Snow had been swept in by the wind. Rags, cushions, blankets, bits of tattered, faded carpet lay among scattered eiderdowns whose feathers were teased by the wind and whose carmine, beige or white silk coverlets, with a black embroidery of flowered designs, had been torn.
Overturned cooking cauldrons were beside the fourteenth-century fireplace. An iron tripod still stood over long-dead ashes. There was broken furniture, some of it still bearing ancient fabrics and leaking horsehair. There were carved oak chairs with no legs, chairs with two or three … Benches, a narrow wooden bed, a wicker chaise-longue , a broken card table … Scatterings of dresses, the skirts wine purple, deep red and brown, all voluminous, the blouses once white and loose and low-cut.
A faded yellow kerchief that would have been tied around a boy’s neck lay next to the diklo , the headscarf in magenta which had once covered the long and braided, glossy, blue-black hair of his mother.

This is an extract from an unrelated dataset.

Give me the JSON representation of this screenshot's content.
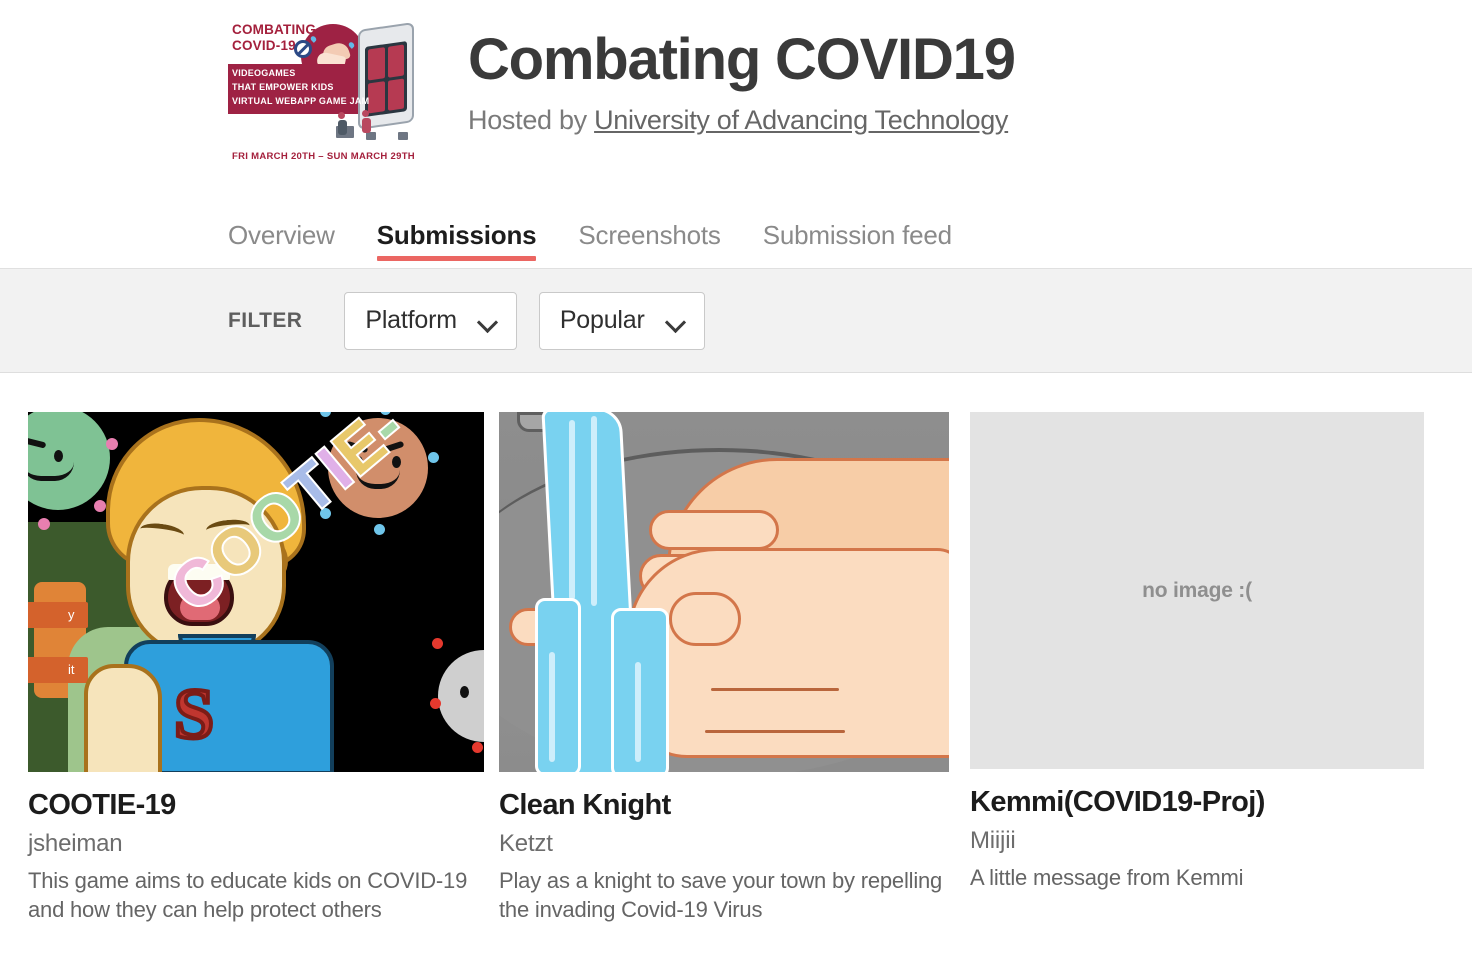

There were broken wine bottles, kicked-over wooden water buckets, battered fedoras, old suit jackets, horseshoes, horse harness, tarpaulins, anvils, the leather bellows of a simple but effective forge …
Jars of pickled cucumbers, those of hot red peppers in vinegar.
‘August 1941 …’ St-Cyr heard himself sadly exhaling the words. ‘Tshaya, daughter of the horse trader Tshurkina la Marako who was deported to Buchenwald 14 September of that year with all members of his kumpania except herself.’